There are certainly weaknesses in the New York case, but McCarthy is wrong on a number of points.
• It certainly is an indictment, contrary to what McCarthy claims. The judge certainly believed it to be an indictment. Trump was indicted for fraud as part of a coverup. He’s not being charged for the coverup. Under New York law, the prosecutor is not required to disclose those details at this point in the process, but they will have to be disclosed later (assuming it makes it that far).
• That the repayment of the money occurred after the election doesn’t mean it didn’t concern the election. It was part of the same transaction that began before the election. Allegedly.
• McCarthy claims the “nondisclosure arrangements are the only relevant events in the case that occurred before the 2016 election.” The agreement on how the money was to be laundered was the relevant event. Allegedly.
• Bragg can’t charge a federal crime.
• As for McCarthy’s claim that it was just an FEC violation, the charge is falsification of records. If the secretary just checked the wrong box, that wouldn’t be a crime. But that is not what happened. Allegedly.
PD Shaw: The indictment has to give the accused enough factual background to prepare a defense, which is usually an easy bar.
Trump is charged with fraud. The motive was the coverup. Motive is not a requirement of the indictment. There will be ample opportunity for Trump to have the information to mount an effective defense.
Zachriel, nothing you wrote has anything to do with the requirements of the Sixth Amendment of the U.S. Constitution.
PD Shaw: nothing you wrote has anything to do with the requirements of the Sixth Amendment of the U.S. Constitution.

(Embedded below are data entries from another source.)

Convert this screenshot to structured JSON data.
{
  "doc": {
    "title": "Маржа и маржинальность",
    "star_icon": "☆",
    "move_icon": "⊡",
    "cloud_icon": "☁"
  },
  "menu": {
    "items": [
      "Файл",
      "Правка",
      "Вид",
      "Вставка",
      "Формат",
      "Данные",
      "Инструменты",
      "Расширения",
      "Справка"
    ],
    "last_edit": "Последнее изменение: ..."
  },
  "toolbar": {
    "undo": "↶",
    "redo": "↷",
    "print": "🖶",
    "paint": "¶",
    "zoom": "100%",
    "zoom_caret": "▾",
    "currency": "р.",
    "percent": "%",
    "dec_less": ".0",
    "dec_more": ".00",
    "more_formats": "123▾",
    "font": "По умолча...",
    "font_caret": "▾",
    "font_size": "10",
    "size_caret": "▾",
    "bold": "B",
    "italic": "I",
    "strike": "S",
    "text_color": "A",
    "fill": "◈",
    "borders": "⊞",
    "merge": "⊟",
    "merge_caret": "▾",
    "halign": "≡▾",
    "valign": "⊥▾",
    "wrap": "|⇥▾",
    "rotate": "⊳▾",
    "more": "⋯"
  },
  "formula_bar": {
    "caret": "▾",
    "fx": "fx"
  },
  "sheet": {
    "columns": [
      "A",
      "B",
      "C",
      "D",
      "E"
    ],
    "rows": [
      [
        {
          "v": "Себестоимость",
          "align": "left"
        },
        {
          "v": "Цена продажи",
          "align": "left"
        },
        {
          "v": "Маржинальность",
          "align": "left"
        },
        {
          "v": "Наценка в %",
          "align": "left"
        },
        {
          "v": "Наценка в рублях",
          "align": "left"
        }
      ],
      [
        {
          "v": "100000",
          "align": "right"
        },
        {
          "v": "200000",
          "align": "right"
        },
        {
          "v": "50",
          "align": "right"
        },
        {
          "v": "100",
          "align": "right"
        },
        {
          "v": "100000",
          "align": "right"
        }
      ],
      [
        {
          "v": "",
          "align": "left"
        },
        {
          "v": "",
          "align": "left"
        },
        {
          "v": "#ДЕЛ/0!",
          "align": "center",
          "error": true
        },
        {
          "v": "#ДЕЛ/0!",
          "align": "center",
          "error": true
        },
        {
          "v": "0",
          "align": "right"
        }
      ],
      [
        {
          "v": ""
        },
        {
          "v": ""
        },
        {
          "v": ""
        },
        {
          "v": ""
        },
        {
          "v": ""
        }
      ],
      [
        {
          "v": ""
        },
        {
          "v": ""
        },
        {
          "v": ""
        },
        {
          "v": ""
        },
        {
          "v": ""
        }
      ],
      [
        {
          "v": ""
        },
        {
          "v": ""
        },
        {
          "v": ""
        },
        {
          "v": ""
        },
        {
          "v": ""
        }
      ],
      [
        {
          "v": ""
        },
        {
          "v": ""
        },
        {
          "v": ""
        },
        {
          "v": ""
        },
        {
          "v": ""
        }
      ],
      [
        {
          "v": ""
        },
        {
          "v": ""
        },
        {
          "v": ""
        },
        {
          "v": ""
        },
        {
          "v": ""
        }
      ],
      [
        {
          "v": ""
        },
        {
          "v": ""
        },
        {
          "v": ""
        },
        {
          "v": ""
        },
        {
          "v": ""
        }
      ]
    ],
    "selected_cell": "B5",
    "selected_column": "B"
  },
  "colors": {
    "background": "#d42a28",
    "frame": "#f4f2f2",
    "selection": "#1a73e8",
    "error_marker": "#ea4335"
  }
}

You might want to read our response again. The Sixth Amendment requires that the accused “be informed of the nature and cause of the accusation.” It doesn’t say when or how, but clearly by trial. Everything else has developed through rules and procedures enacted by legislatures and courts. See N.Y. Crim. Proc. Law § 200.50.
The statute Trump violated concerns falsifying business records. Allegedly. That’s it. The motive is not a necessary component of the initial indictment. The court may certainly order the prosecution to provide additional information. And the prosecution will also have to show probable cause to bind the case over to trial. There may be other grounds for attacking the indictment, including on the grounds of the statute of limitations.
A similar situation is obstruction of justice. You don’t have to indict on the underlying crime to indict on obstruction. Indeed, the obstruction may make prosecuting the underlying crime impossible.
Read McCarthy. Think you should read Lawfare for balance.